A method of measuring inequality, the Gini coefficient (ranges from 0% complete equality-100% complete inequality), also proves that income inequality is not rising. Throughout the 1960s-1980s, the Gini coefficient was rising, but leveled out starting in the mid-1990s through 2010, the most recent Gini coefficient data; again, clear-cut evidence that we should not be worried about the income gap rising (“The ‘Imaginary Hobgoblin’ of Income Inequality”).

Another flaw that rising income inequality data is founded upon is that increased capital is a cause of the increasing gap. According to classical philosopher Aristotle and modern-day French economist Piketty, capitals gains that usually exceed the economy’s growth will cause the share of returns in national income to increase because the wealthy people who have the capital will continue reinvesting in interest income, therefore causing rich people to have a larger share of overall national income. However, if capital gains are an unfair advantage to the wealthy as assumed by the above way of thinking, then other assumptions may also be made, such as “the rich always reinvest their returns”, “only rich people have capital”, “there is no such thing as human capital”, “most rich people inherit their wealth”, “the rich never lose money – no creative destruction”, and that “people care most about income inequality and don’t care about the working class”. Those assumptions about the rich don’t make economic sense, or common sense, for that matter (McCloskey 12-13).

A nation having a large amount of capital is not a problem, anyway.
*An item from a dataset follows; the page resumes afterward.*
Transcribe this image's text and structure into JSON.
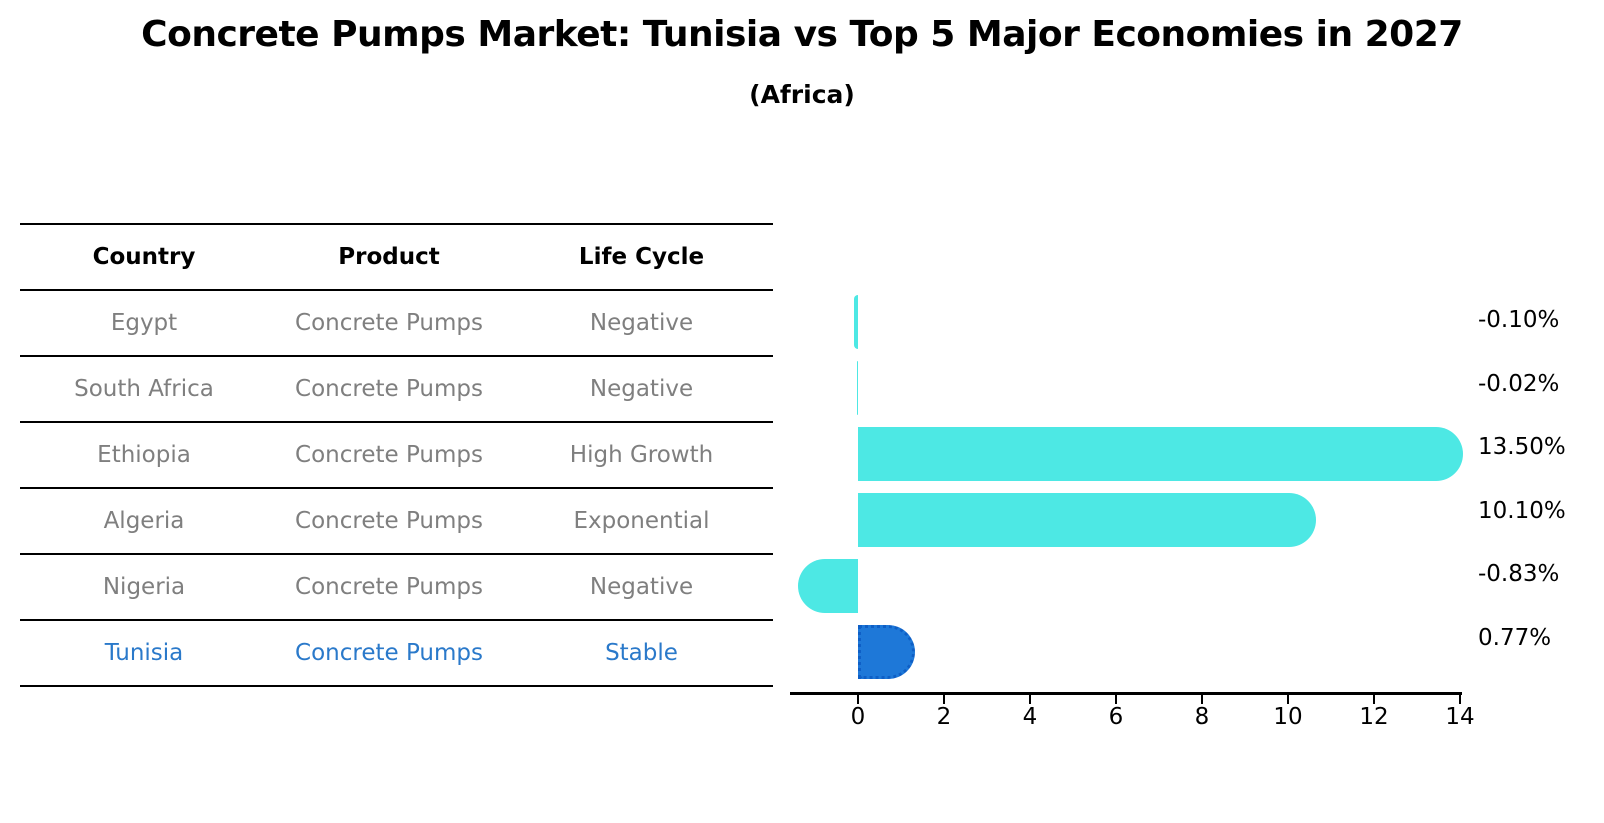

Capital is key to innovation, and innovation in a free-market economy means an overall better standard of living for us all, because not just the rich use capital. For example, small business owners in the middle class must have capital to begin their business. They must always have some capital to remain successful as well. Bad investments are also made, signaled by the “invisible hand” of market forces of supply and demand to weed out what is not profitable or necessary. Yes, most people who have capital are rich, however, but the fact that they are “rich” is beside the point because most rich people in a capitalist society accumulate their wealth not by cronyism but by their own work, which is beneficial to others in society (Borders).




Borders, Max. "#1 -- Income Inequality Arises From Market Forces and Requires Government Intervention." The Freeman 15 April 2014: 1. Web. 1 April 2015.
Boudreaux, Donald. "Equality and Capitalism." The Freeman 1 September 2002: 1. Web. 1 April 2015.
Dorfman, Jeffrey. "Dispelling Myths About Income Inequality." Forbes 8 May 2014: 1. Web. 1 April 2015.
McCloskey, Deirdre Nansen. "Measured, Unmeasured, Mismeasured, and Unjustified Pessimism: A Review Essay of Thomas Piketty's 'Capital in the Twenty-First Century'." Erasmus Journal for Philosophy and Economics 2014, Autumn ed.: 56. Document. 1 April 2015.
Perry, Mark J. "Adjusting for transfers and taxes reduces income inequality between highest and lowest quintiles by 50%." American Enterprise Institute 17 November 2014: 1. Web. 5 April 2015.
—. "Rising Income Inequality Has Been Exaggerated: 2X." Carpe Diem 20 September 2010: 1. Web. 1 April 2015.
—. "The 'Imaginary Hobgoblin' of Income Inequality." Carpe Diem 31 October 2011: 1. Web. 1 April 2015.
Reed, Lawrence W. "The Quackery of Equality." The Freeman 30 May 2012: 1. Web. 1 April 2015.
Weldon, Kathleen. "If I Were a Rich Man: Public Attitudes About Wealth and Taxes." Huffington Post 4 February 2015: 1. web. 7 February 2015.